GUIDOTTI, Paolo
(b. 1559, Lucca, d. 1629, Roma)

Biography

Paolo Guidotti, known as Il Borghese or Cavaliere Borghese, Italian painter and architect, active in Rome.

As painter he was a representative of late Roman Mannerism. In 1610 he decorated the Sala della Felicità Eterna in the Palazzo Odescalchi Giustiniani in Bassano Romano in the province of Viterbo. His influence on painting in Lucca was important.

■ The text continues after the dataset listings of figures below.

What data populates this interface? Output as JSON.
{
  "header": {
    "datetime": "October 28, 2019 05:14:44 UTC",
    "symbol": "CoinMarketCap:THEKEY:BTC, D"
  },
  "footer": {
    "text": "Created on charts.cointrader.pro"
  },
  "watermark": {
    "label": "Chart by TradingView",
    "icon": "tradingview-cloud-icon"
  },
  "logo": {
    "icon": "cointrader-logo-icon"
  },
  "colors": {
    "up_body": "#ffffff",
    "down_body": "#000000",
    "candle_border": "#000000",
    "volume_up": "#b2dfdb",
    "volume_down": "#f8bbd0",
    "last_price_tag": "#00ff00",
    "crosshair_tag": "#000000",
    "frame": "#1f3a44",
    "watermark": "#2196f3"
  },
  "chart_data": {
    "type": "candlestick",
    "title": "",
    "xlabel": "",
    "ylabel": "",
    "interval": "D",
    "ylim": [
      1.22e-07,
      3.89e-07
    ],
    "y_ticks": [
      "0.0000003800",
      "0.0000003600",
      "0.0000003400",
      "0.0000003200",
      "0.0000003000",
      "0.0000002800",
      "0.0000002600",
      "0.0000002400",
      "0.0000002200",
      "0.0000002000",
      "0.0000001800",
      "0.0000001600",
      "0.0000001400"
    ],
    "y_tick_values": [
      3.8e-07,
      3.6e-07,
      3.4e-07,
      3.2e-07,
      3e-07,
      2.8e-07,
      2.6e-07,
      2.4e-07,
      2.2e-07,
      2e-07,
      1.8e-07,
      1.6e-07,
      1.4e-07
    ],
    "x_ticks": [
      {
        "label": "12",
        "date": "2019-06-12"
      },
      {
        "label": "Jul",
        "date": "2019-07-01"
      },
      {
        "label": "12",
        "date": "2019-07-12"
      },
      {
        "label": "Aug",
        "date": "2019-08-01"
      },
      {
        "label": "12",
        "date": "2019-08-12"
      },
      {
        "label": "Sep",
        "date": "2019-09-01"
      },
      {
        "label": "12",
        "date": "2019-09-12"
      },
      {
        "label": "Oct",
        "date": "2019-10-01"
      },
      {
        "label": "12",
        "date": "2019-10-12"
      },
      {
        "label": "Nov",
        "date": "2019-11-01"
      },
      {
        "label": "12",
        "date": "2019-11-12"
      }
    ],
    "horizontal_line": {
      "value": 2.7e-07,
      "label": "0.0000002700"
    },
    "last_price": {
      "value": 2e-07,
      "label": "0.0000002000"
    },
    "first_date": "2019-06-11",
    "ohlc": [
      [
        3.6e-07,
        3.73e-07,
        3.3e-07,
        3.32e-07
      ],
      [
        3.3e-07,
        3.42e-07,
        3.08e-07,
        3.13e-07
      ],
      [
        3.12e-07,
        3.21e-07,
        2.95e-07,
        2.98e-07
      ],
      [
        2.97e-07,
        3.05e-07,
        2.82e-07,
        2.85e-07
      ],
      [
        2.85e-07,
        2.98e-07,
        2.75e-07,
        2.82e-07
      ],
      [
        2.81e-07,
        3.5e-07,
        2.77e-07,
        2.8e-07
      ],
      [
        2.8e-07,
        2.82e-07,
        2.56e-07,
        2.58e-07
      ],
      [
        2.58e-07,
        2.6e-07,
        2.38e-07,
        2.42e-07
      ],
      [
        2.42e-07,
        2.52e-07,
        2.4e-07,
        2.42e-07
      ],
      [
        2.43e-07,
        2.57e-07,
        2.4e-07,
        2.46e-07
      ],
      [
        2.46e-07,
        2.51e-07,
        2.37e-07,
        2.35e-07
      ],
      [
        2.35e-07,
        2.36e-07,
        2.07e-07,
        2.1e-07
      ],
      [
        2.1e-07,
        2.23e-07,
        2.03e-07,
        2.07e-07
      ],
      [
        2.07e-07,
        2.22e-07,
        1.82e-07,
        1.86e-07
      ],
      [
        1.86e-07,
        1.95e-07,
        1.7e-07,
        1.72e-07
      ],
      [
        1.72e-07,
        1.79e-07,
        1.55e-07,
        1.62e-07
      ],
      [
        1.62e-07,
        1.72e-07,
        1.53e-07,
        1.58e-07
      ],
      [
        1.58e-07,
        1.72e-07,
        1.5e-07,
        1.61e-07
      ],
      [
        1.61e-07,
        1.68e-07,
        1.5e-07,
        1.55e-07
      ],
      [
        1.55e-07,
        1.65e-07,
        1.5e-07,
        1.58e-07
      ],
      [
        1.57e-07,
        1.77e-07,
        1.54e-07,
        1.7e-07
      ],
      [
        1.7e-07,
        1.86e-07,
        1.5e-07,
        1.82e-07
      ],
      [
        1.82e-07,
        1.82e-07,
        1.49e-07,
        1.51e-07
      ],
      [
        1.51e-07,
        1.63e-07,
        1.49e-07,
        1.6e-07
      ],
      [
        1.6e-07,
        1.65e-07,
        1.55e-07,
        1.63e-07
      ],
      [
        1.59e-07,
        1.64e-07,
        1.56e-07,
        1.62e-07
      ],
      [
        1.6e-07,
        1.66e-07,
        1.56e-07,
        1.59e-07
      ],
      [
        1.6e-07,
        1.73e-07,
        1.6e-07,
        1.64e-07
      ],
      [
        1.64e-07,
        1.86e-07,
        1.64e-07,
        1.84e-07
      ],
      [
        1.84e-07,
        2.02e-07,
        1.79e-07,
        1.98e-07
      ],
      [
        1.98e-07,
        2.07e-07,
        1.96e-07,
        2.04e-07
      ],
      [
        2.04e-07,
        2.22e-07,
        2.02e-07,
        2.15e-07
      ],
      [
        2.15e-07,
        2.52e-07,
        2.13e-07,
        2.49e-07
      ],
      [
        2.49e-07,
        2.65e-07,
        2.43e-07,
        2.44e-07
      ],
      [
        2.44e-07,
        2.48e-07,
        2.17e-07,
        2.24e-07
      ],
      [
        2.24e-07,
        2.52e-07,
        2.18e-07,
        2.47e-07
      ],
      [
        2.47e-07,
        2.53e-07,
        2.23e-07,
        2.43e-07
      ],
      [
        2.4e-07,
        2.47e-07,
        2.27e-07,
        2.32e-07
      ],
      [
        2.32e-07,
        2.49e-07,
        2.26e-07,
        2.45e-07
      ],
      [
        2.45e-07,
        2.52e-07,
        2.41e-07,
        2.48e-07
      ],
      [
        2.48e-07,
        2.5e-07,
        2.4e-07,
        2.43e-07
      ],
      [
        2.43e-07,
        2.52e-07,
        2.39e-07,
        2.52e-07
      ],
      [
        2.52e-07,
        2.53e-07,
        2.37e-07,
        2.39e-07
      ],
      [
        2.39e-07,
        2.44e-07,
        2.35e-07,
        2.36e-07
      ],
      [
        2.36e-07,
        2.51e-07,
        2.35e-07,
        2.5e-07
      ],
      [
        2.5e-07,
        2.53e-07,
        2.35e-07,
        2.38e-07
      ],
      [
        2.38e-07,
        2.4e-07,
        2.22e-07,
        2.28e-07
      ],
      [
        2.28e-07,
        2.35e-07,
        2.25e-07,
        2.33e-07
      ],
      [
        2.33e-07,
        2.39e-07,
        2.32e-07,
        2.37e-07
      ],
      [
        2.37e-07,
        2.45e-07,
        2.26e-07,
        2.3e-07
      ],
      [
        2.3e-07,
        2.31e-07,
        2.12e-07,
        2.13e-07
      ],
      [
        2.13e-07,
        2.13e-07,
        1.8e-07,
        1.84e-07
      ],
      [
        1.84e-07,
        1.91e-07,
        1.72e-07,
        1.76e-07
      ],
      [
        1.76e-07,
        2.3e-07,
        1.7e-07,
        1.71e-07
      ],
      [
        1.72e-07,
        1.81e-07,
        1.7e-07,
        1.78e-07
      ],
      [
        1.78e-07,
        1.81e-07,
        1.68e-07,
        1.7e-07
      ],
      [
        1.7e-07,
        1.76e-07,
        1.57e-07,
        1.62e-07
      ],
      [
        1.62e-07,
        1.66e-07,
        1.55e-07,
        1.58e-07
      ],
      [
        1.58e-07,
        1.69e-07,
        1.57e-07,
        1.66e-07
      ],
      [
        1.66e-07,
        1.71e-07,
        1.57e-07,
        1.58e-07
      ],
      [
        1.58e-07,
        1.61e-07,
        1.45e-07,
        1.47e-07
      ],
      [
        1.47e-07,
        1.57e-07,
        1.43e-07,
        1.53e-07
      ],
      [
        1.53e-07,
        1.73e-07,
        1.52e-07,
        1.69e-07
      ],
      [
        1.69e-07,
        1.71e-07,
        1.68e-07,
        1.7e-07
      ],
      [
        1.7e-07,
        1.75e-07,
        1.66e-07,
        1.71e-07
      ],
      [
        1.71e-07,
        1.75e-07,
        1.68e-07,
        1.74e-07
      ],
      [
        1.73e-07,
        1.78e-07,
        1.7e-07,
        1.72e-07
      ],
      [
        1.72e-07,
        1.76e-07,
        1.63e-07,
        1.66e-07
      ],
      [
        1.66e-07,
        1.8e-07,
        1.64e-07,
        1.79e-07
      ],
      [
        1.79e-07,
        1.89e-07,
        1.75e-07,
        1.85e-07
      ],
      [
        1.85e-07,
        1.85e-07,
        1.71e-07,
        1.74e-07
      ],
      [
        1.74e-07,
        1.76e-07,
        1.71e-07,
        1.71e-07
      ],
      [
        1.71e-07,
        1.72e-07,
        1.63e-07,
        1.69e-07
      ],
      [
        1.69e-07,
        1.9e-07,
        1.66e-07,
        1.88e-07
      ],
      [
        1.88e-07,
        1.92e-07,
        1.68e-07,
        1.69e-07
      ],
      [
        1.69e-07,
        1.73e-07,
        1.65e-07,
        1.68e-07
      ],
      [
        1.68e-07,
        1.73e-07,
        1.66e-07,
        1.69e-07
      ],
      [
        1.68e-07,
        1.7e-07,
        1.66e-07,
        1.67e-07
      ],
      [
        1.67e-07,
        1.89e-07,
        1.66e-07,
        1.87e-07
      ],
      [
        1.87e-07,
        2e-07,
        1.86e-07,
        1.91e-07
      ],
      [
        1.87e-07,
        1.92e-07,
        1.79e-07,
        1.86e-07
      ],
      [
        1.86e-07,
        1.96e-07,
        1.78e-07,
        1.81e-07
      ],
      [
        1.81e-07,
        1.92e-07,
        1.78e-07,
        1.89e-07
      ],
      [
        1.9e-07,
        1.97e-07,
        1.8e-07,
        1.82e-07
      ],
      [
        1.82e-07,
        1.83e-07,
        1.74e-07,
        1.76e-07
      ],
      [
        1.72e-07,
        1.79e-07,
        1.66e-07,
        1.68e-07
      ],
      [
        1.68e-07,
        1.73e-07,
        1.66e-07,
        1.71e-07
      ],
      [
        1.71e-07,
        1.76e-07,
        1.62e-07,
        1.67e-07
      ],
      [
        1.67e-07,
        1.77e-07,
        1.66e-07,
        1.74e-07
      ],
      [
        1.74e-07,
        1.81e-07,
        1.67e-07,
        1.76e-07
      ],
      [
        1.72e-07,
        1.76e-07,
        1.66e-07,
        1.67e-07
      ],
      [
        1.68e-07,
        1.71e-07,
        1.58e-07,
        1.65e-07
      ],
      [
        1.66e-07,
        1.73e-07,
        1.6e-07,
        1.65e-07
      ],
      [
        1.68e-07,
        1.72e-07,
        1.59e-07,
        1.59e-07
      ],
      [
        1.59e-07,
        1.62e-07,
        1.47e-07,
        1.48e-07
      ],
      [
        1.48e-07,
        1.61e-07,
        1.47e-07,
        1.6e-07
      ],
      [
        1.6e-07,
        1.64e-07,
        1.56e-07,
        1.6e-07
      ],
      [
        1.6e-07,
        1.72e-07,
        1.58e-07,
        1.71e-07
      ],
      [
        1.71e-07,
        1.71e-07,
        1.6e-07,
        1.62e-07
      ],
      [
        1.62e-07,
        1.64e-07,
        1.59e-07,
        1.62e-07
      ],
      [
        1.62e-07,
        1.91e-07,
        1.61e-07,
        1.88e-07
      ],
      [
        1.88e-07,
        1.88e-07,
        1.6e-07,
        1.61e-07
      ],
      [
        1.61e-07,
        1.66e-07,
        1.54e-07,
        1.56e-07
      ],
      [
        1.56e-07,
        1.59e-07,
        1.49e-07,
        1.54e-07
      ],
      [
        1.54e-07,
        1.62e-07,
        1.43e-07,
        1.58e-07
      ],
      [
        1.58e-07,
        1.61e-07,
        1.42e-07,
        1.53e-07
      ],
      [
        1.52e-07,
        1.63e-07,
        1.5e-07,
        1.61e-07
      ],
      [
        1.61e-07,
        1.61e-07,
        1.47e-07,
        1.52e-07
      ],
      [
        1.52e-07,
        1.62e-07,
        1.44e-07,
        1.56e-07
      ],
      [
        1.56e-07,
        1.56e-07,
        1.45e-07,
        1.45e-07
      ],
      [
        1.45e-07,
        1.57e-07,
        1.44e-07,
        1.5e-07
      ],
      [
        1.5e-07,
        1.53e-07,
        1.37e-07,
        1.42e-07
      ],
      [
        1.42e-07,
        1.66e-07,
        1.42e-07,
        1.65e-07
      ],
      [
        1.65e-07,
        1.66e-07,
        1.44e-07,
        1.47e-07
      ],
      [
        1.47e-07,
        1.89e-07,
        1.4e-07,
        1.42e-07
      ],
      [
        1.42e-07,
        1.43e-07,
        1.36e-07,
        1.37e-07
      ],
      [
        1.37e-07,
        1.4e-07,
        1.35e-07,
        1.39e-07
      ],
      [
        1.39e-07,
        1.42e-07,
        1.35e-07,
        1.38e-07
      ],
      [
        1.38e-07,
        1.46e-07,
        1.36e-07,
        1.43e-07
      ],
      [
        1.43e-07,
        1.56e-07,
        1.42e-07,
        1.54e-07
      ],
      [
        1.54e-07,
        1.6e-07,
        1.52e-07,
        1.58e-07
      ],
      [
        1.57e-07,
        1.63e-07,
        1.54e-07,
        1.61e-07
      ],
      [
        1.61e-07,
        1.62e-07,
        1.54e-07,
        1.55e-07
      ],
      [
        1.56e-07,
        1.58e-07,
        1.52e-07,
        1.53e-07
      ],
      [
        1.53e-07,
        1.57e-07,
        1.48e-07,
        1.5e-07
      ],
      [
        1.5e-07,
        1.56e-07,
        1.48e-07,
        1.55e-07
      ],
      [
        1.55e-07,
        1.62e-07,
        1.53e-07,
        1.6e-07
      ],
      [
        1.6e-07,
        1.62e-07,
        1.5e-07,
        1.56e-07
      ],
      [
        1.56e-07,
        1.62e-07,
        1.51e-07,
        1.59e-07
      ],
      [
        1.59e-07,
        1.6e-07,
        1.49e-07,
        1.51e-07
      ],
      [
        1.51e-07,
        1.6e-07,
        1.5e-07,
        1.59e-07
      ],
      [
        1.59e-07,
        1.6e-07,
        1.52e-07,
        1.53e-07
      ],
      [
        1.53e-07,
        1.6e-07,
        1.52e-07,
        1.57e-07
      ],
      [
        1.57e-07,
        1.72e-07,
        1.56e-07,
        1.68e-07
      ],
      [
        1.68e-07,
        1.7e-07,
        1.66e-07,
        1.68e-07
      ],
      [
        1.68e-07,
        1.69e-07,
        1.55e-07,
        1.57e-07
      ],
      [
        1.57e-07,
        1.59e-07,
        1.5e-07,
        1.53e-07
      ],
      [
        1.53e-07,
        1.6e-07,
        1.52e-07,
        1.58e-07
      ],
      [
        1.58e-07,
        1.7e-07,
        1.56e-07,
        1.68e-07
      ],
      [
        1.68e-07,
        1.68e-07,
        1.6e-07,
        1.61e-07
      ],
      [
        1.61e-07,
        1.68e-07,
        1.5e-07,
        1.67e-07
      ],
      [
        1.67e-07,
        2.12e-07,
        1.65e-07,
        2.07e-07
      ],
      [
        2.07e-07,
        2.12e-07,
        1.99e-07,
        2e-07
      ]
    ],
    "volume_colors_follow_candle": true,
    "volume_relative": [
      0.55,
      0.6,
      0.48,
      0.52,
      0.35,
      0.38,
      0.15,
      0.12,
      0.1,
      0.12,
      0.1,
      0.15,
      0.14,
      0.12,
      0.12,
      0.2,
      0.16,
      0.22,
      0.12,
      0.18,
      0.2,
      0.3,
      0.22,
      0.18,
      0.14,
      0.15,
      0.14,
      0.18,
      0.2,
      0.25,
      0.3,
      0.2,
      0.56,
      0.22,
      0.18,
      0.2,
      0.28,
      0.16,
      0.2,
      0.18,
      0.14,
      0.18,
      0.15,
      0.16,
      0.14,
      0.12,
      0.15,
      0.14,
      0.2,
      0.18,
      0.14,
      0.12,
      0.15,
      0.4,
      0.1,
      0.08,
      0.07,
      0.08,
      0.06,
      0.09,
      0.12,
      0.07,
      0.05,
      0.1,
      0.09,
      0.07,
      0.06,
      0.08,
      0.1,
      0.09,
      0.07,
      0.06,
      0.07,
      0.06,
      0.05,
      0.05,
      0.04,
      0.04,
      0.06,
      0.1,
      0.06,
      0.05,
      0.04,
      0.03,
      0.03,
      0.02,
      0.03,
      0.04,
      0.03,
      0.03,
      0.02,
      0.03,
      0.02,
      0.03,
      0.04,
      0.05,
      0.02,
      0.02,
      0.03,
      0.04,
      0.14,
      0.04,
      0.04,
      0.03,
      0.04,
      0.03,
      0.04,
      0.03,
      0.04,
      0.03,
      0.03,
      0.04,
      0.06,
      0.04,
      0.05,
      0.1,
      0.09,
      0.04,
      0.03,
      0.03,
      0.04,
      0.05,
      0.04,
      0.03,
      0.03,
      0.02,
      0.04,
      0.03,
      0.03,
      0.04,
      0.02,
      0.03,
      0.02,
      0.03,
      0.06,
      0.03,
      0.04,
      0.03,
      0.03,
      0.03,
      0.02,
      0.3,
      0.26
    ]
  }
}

Many of his architectural works, completed for Pope Sixtus V have been lost. He completed a series of sculptures for Pope Paul V, who allowed him to adopt the surname Borghese, and made him conservator of the Campidoglio and leader of the Accademia San Luca. Somewhat of a polymath, he made the preparations for the ornamentation surrounding the canonization in 1622 of Isidore the Labourer, Ignatius of Loyola, Francis Xavier, Filippo Neri, and Saint Teresa of Ávila. He wrote an epic poem titled Gerusalemma Distrutta, concluding each eighth line with the same words of Gerusalemme liberata. He is said to have traveled to cemeteries at night to examine cadavers for drawing.

He claimed to have designed a flying machine, or parachute, but succeeded only on breaking a leg.